The chromatographic process separates the different ions within the sample. The amount of an anion/cation is measured by the change in conductivity as the species passes through the detector.
The ions in the sample solution are carried through the system by an ionic solution, or eluent (mobile phase). The different ions in the eluent are separated in a column packed with an ion exchange resin (stationary phase). The resin has a thin surface layer of active material with limited ion exchange sites. If anions are to be analyzed, the active sites will have a fixed positive charge to attract the anions. Resins for cation analysis will have a negative charge. Individual ions attach and detach from the resins at a rate depending on the affinity of the specific ion to the active sites. Ions with greater affinity for the stationary phase are retained in the column for a longer time than those with less affinity for the stationary phase.

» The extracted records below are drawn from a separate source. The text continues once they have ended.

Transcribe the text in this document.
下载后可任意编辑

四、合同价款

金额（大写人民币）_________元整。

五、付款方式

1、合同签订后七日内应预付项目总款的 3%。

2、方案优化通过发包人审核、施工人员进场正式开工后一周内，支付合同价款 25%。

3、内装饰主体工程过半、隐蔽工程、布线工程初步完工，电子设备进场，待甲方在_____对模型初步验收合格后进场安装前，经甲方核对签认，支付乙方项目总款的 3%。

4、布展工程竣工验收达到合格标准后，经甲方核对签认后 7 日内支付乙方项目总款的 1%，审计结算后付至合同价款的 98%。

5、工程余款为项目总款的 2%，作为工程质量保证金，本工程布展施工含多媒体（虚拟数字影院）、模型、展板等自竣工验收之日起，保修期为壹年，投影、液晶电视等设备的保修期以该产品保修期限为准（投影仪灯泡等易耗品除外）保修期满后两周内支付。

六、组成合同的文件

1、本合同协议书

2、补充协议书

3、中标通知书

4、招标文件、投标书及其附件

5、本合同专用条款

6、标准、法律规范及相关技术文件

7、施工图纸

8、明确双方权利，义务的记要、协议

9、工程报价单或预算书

Thus, the ions of particular chemical species in the solution exit or elute from the column within a narrow time band specific to that ion. The detector at the end of the column continuously measures the conductivity of the eluent to determine the quantity of the eluting ions as a function of time. The data from the detector are compiled into a plot of ion abundance versus time, referred to as a chromatogram. The position of a peak in the chromatogram is characteristic of a specific ion. The peak size is a function of the concentration for the ion represented by that peak.
Applications of Ion Chromatography
Methods can also be performed on a diverse range of sample matrices allowing accurate reliable results.
The IC technique also allows detection of rarer anions such as Chlorite, Chlorate, Bromate and Acetate.